Cheney reemerged on the scene in 2000 while serving as chief executive of Halliburton Corp., a Texas-based energy services conglomerate. Asked to head up Bush's search for a running mate, he instead became the vice presidential choice himself. He went to work convincing voters that Bush would have a top-rate, tested team in the White House. But he steadily became more and more controversial after the contested 2000 election was settled.

He was accused of pulling the strings in the White House. Democrats charged that he drafted a national energy policy behind closed doors with the advice of American's oil companies. And his role in the Iraq war and the economic boon it became for his old company was powerful fodder for the Bush administration's political opponents.

"Dick Cheney is a person who makes people dislike George Bush even more," said presidential historian Stephen Hess, with the Brookings Institution in Washington."Alternatively, the true believers in Bush probably feel good about the vice president."

Cheney is hardly the first controversial vice president. Hubert Humphrey was seen as the salesman for an increasingly unpopular war in Vietnam under Democratic President Lyndon Johnson in the mid-1960s.
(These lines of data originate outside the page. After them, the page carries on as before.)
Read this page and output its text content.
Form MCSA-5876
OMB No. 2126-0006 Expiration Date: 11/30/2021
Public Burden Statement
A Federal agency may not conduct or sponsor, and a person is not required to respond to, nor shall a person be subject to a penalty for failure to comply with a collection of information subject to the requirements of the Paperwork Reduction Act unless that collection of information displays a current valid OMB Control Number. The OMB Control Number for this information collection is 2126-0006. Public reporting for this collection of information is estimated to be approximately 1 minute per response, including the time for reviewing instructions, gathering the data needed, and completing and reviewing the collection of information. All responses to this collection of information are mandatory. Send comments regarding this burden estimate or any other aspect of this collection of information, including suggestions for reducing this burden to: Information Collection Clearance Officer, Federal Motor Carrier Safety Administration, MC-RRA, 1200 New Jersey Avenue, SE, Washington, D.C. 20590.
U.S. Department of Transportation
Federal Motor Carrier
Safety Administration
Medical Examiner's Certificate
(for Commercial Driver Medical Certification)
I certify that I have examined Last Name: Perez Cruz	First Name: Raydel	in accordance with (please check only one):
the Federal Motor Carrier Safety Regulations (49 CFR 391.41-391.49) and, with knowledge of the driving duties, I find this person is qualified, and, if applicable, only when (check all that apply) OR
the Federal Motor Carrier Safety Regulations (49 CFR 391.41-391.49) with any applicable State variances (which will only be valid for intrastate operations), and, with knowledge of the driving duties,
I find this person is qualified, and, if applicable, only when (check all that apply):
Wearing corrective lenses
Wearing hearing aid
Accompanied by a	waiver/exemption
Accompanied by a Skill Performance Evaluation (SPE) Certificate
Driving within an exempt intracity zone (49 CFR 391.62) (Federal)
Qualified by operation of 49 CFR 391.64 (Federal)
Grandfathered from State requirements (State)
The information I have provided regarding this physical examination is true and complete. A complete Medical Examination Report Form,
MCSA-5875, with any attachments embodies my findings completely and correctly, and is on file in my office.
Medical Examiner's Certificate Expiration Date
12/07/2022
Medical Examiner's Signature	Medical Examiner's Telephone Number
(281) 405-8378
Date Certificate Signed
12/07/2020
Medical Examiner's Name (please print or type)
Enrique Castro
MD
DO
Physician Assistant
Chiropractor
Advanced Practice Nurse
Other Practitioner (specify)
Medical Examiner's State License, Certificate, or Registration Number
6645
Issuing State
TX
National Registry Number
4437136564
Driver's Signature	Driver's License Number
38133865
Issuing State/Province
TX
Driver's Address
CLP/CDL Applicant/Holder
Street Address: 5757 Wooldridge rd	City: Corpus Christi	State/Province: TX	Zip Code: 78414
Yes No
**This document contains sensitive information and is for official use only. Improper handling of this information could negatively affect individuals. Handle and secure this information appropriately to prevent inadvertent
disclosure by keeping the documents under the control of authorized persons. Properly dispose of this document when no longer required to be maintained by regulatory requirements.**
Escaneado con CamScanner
Spiro Agnew, vice president under Republican President Richard Nixon, unleashed some of the nastiest attacks on antiwar protesters in the late 1960s and early 1970s.

But while it is traditional for the number two on the ticket to go on the attack, Cheney ignited strong feelings on both sides like no other American vice president in decades, according to many analysts.

"Cheney mobilizes both bases," said Goldstein."That is really a unique development in the modern vice presidency."

Added John Zogby, a Democratic pollster:"In 2000, he played a pivotal role. He gave Bush seriousness, experience, maturity, a steady hand. This time, in a divided nation, he was the great divider."